As far as we know at the time of writing, no other VPN provider supports pre-shared keys when connecting over WireGuard. When you use WireGuard with Windscribe, we generate a unique pre-shared key for every user. This is used in addition to the standard public/private keys that WireGuard relies on to work. This functions as an additional layer of security that makes these tunnels “quantum resistant”, meaning that even if you cracked the keys on a hypothetical quantum computer that may exist in the future, you still would not be able to decrypt the traffic.

Traffic Accounting

Since Windscribe is a freemium service, we need to know the byte count of how much data was transferred so we can enforce free tier limitations, prevent abuse, and ask you for money when you run out of your free data.
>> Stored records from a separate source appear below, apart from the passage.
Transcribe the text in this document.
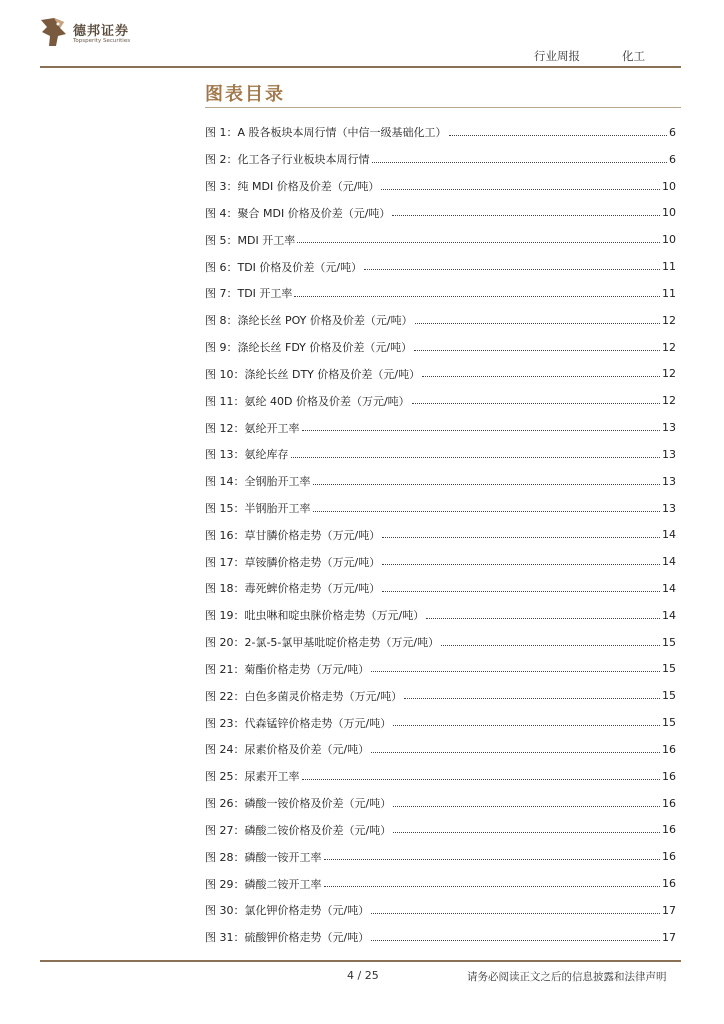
德邦证券
Topsperity Securities
行业周报	化工
图表目录
图 1：A 股各板块本周行情（中信一级基础化工）	6
图 2：化工各子行业板块本周行情	6
图 3：纯 MDI 价格及价差（元/吨）	10
图 4：聚合 MDI 价格及价差（元/吨）	10
图 5：MDI 开工率	10
图 6：TDI 价格及价差（元/吨）	11
图 7：TDI 开工率	11
图 8：涤纶长丝 POY 价格及价差（元/吨）	12
图 9：涤纶长丝 FDY 价格及价差（元/吨）	12
图 10：涤纶长丝 DTY 价格及价差（元/吨）	12
图 11：氨纶 40D 价格及价差（万元/吨）	12
图 12：氨纶开工率	13
图 13：氨纶库存	13
图 14：全钢胎开工率	13
图 15：半钢胎开工率	13
图 16：草甘膦价格走势（万元/吨）	14
图 17：草铵膦价格走势（万元/吨）	14
图 18：毒死蜱价格走势（万元/吨）	14
图 19：吡虫啉和啶虫脒价格走势（万元/吨）	14
图 20：2-氯-5-氯甲基吡啶价格走势（万元/吨）	15
图 21：菊酯价格走势（万元/吨）	15
图 22：白色多菌灵价格走势（万元/吨）	15
图 23：代森锰锌价格走势（万元/吨）	15
图 24：尿素价格及价差（元/吨）	16
图 25：尿素开工率	16
图 26：磷酸一铵价格及价差（元/吨）	16
图 27：磷酸二铵价格及价差（元/吨）	16
图 28：磷酸一铵开工率	16
图 29：磷酸二铵开工率	16
图 30：氯化钾价格走势（元/吨）	17
图 31：硫酸钾价格走势（元/吨）	17
4 / 25	请务必阅读正文之后的信息披露和法律声明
This modification creates a basic json API that allows us to extract these byte counts (that WireGuard keeps anyway) and increment counters on our end.

Hide The Source IP

By default, WireGuard outputs the endpoint IP address when you run the utility. The endpoint IP address is your actual IP address, since that’s required to be known to WireGuard for it to actually work.

We modified our instance not to output this data. Under the hood, it’s known to WireGuard, but an operator (Windscribe) cannot see it very easily.

Miscellaneous

Other modifications include the ability to start Boringtun on a specific IP address, automatically bring up the WG interface, tweak the MTU, etc.

Protocol Support

At the time of writing, WireGuard is only available via manual configuration. Download a WireGuard config, and use it in the official WireGuard apps. This protocol will be natively supported in all our applications around the following dates:

  • Android — End of July 2020
  • iOS — End of July 2020
  • Windows — Early August 2020
  • MacOS — Early August 2020
  • Linux — By the end of 2020

WireGuard supports all current Windscribe features like ROBERT, ability to connect on multiple common ports, and Static IP server support. What it currently does NOT support is port forwarding, but we have plans to introduce that in the near future.